The Edward W. St. Pierre House is a historic house in the West Salem neighborhood of Salem, Oregon, United States. It is also known as Elkirk Ranch and was built in 1911. It was listed on the National Register of Historic Places in 1989.

It was deemed significant:as that place which is most importantly associated with the leader of early prison reform in Oregon. Although E. W. St. Pierre had retired at the time the ranch was developed, he carried on his connection with the State Penitentiary which he had done so much to improve, by acting in the capacity of visiting chaplain. Edward Walter St. Pierre (1859-1917) and his wife both were natives of Illinois and were educated there. Their arrival in Portland in 1894 was preceded by extensive missionary service in Persia on behalf of the Presbyterian Church. While a clergyman at Portland's St. John's Presbyterian Church, St. Pierre helped form the Prisoner's Aid Society in 1903 to assist released convicts. His commitment to social reforms attracted the notice of the government, and he was tapped to serve inmates of the Oregon State Penitentiary as the first permanent chaplain.

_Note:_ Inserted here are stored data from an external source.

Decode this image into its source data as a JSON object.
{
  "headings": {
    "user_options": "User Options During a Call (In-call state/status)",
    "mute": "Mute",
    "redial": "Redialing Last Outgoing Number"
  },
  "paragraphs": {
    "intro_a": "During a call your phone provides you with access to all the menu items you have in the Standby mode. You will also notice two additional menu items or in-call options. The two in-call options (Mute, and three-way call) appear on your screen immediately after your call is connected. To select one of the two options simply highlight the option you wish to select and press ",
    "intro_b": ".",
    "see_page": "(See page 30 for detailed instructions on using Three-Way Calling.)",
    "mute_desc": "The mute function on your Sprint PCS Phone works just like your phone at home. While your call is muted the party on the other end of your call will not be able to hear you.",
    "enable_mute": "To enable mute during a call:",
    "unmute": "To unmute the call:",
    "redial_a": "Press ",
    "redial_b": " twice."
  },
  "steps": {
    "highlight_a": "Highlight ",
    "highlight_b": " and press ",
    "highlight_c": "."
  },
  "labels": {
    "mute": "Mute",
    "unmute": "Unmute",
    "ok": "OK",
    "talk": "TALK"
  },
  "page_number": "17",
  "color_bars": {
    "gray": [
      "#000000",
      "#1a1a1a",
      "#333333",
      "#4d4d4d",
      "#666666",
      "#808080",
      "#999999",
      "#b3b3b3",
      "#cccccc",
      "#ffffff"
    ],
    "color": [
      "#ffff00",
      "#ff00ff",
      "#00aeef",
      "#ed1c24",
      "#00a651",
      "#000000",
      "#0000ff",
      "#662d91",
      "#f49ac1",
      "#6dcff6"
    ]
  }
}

During the tenure of Governor Earle Chamberlain, 1903-1909, he urged enactment of a parole system as an incentive to rehabilitation, and became Oregon's first State parole officer in 1906. St. Pierre believed, in keeping with the progressive ideology of his day, that inmates should be segregated based on the degree of their offenses as a means of preventing the "hardening" of youthful offenders. He advocated rehabilitation of inmates through education and job training. He improved the prison library, started an orchestra there, and founded a prison newspaper. A chapel was constructed inside the prison compound in 1911, before ill health forced St. Pierre's retirement later in the same year. It no longer stands, having been replaced in the 1960s. Neither are either of the houses the St. Pierres occupied near downtown Salem during Governor Chamberlain's term of office extant. Thus "Elkirk Ranch" clearly is the remaining property most importantly associated with the reformer during the years he lived and ministered in the capital city and environs.

The two-story house has wood siding.

It is 35x50 ft in plan. Its interior has fir floors throughout and includes "fine Craftsman details with square, boxed pillars at the central stair landing, and built-in cupboards in the living room, dining room and study."